The special committee recommended that Solfisburg and Klingbiel (who became involved when Solfisburg suggested to one of Isaacs' associates that CCB should "do something nice" for Klingbiel and CCB subsequently gave stock to Klingbiel) should resign. For separate reasons this led to both the justices resigning from the Illinois Supreme Court.
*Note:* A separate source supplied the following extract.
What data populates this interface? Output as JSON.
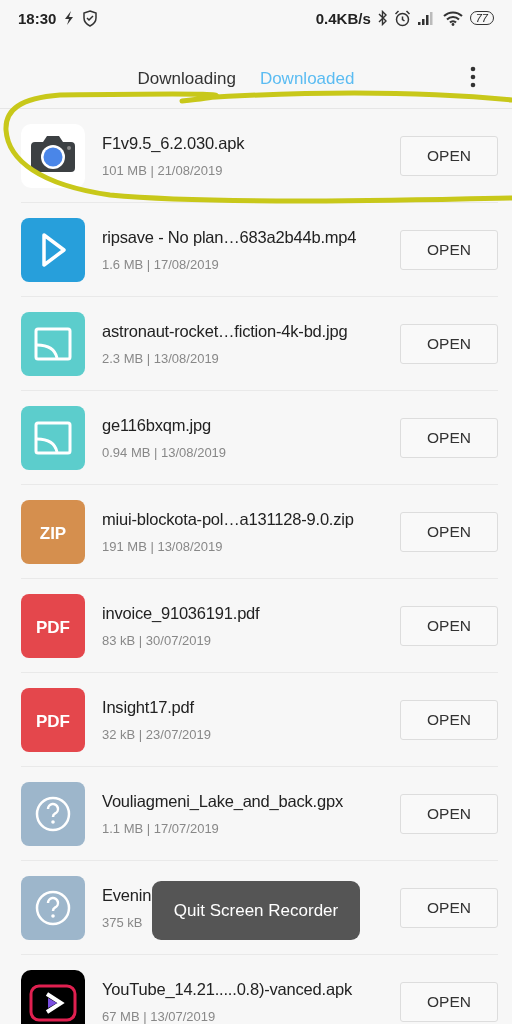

Klingbiel retired and Solfisburg returned to practice law and financially recover from the legal cost of his five successful defenses.

==Later years and family==
Following his resignation, Solfisburg returned to private practice in Aurora, taking on his first case (being appointed by a circuit court judge to represent an indigent young man challenging his conviction for burglary) less than a month after his resignation.

In 1971, one of his cases actually took Solfisburg back to the Illinois Supreme Court, this time as a lawyer not a judge. The night before his scheduled argument, Solfisburg had a heart attack in his hotel. He recovered quickly, though, and soon went on to argue and win the case. He successfully argued before the Illinois Supreme Court again in 1984.

Solfisburg died in April 1991 in Fort Myers, Florida.

Roy currently has extended family living in southern Wisconsin and Illinois.